The Army met its original retention goal of 50,200 by early March and was soon at 51,000 as the COVID-19 pandemic took hold in the United States, Sgt. Maj. Stuart Morgan, senior Army career counselor told Military.com.
"Some of the opportunities that our soldiers thought they were moving into on the outside -- some of those opportunities started to disappear whether that be employment opportunities or even going to school," Morgan said.
Many Army offices that are needed to clear soldiers out of the Army have closed, forcing many officials to work at home, which has complicated the process, Morgan said.
About three weeks ago, the Army then decided to increase its retention goal by 2,000 soldiers out of a pool of 8,000 that were eligible for reenlistment, Morgan said.
"We have already ... retained an additional 849 soldiers against that 2K goal," Morgan said. "When we accomplish this goal that would put us at ... right around 53,000 that we retain."
Meanwhile, Grinston said "virtual recruiting is actually going well; we are learning as we go through this."
"I think what really helped is we kind of gravitated to this digital side of recruiting starting when ... I came on board in July of 2018," added Muth, who is set to leave the command in mid-July.
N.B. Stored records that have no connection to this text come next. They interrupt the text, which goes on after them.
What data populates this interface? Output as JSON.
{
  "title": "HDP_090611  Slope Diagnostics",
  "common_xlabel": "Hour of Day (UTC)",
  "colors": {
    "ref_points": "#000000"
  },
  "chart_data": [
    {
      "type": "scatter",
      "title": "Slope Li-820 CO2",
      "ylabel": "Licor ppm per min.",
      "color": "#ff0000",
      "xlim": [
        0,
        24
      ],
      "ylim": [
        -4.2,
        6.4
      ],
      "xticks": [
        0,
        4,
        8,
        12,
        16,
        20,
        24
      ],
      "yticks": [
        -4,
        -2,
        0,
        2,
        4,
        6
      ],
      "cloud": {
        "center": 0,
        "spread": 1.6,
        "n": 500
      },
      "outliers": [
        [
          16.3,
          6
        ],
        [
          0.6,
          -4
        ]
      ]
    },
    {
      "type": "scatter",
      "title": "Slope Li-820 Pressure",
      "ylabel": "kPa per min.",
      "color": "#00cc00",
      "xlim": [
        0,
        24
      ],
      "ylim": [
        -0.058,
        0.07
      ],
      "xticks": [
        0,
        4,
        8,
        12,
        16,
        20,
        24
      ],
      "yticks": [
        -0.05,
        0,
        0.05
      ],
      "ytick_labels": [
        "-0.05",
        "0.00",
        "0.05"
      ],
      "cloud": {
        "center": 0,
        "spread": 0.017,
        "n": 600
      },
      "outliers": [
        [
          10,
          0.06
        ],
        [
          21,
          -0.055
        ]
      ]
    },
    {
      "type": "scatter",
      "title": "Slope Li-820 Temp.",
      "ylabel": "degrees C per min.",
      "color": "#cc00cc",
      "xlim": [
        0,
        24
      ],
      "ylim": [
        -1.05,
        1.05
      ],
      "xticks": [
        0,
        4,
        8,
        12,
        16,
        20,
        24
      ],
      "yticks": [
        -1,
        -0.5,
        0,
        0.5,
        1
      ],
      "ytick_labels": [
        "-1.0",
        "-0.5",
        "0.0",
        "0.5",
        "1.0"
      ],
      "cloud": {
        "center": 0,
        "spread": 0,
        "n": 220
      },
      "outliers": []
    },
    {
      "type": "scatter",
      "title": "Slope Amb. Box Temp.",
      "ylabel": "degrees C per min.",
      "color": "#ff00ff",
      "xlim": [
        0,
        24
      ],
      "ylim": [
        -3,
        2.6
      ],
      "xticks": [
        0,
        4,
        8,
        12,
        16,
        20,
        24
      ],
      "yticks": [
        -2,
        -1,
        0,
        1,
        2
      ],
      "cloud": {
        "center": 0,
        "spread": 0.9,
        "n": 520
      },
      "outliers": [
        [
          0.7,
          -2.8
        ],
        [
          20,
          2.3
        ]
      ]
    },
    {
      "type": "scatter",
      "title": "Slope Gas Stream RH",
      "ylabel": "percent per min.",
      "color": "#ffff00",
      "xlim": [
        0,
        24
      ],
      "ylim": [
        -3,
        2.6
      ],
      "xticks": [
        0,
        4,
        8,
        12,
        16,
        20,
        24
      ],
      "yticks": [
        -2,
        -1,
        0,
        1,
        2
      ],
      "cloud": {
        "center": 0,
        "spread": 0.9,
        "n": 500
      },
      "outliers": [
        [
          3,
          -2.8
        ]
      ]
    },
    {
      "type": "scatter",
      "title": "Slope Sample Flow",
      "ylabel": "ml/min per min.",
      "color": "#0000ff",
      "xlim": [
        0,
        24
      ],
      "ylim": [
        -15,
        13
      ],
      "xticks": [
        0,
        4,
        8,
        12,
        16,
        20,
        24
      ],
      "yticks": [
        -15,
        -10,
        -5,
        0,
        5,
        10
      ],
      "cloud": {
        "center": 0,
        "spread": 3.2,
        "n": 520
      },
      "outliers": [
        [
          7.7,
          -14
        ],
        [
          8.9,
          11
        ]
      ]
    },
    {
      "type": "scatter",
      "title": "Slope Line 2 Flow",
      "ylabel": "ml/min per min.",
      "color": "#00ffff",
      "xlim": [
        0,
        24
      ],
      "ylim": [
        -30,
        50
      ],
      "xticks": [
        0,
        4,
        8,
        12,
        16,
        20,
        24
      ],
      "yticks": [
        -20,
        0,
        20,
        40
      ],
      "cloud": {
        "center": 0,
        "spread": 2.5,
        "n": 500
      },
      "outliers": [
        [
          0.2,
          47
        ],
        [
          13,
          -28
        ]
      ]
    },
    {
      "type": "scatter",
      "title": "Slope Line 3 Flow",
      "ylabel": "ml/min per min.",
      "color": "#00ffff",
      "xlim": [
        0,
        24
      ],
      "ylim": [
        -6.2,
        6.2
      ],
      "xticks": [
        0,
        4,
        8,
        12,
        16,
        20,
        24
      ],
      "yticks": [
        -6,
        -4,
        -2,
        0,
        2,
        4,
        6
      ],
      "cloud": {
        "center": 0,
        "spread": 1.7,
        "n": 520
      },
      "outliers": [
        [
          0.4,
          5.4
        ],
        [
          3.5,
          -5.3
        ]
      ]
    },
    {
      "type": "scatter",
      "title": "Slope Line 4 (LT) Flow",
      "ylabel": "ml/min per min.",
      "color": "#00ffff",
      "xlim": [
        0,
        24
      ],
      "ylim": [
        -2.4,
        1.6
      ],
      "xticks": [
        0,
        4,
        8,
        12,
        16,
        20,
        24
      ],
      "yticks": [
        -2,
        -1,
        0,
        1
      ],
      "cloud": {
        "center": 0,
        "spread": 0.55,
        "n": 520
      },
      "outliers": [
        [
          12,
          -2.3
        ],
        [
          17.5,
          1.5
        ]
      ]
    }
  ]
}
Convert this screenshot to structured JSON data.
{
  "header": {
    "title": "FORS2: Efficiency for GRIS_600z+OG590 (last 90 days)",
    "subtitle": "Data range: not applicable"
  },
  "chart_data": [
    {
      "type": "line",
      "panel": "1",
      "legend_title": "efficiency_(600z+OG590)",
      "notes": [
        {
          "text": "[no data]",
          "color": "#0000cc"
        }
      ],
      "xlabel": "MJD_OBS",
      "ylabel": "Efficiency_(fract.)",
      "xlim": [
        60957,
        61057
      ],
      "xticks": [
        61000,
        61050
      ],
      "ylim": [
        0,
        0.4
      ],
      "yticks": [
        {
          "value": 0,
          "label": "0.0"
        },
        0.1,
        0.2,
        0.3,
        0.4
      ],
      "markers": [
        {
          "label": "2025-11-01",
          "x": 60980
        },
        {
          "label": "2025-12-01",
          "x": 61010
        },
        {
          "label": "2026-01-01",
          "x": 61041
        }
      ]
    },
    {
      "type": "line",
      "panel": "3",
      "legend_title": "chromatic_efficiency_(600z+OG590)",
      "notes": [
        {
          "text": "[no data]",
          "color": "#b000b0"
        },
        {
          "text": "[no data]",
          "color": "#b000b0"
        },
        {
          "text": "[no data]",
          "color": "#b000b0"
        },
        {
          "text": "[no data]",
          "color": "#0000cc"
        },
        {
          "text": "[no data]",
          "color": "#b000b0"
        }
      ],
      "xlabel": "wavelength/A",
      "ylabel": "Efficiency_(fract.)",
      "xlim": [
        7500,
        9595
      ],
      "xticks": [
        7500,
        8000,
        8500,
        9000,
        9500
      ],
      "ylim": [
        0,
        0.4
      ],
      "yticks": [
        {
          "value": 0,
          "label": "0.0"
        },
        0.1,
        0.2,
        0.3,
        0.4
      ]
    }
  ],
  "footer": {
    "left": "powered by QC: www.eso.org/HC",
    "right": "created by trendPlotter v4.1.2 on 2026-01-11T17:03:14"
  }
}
"If we were not positioned where we were, we would still be in discovery, learning right now eight weeks into it, and we are not."
Recruiting Through the Night
Army Recruiters are now getting potential recruits through online job-search sites.
"What we are finding is that there is a greater interest on Indeed and on Google advertising and I would just say generally on the job sites and we are finding that they are coming to us," Muth said.
Recruiters are also working at night to reach youth participating in Call of Duty and other eSports gaming tournaments, he said.
"What is really getting us a ton of leads is, we have a lot of recruiters doing what we call reverse cycle, so they are recruiting at night from 2200 to 0200," Muth said. "Because they are going in and joining these different eSports tournaments -- whether it's Call of Duty, League of Legends, Apex Legends, Fortnight, Overwatch -- and you meet people and you go in there and you just start talking."
The Army has also changed some policies that required a face-to-face meeting at the recruiting station to start initial paperwork; to reserve a military occupational specialty; and to schedule a tentative shipping date to Basic Combat Training.
"For example, they used to have to come into the recruiting station because you would have to witness the signature of the application; we got authorization to witness that signature over Facetime," Muth said.
"We are allowed to do the interview over Facetime now, because it used to be you couldn't do that you had to do it face-to-face."
By mid-May, Muth predicts the command will be in roughly the same spot it was last May.
"I think we will be behind by about 3,000 ... last year we were 2,800 shy when we came out of May," Muth said. "This is unprecedented; there are no models that we have in the 47 years of United States Army Recruiting that we have a model to go to -- and we use models all the time to anticipate what the requirements are."
The Army still hasn't zeroed in on an exact recruiting goal; it's too early, Muth said.
"Last year, it was 68,000, so the mechanisms are in place to go for something like that," Muth said. "At one point in the year, they were talking about 69,000 ... I just think it is going to be lower just because retention is definitely on the increase."
"I feel very confident in the recruiters that when we give them this mission, they are going to be able to step up to the plate, and they are going to work night and day until we meet our number requirement."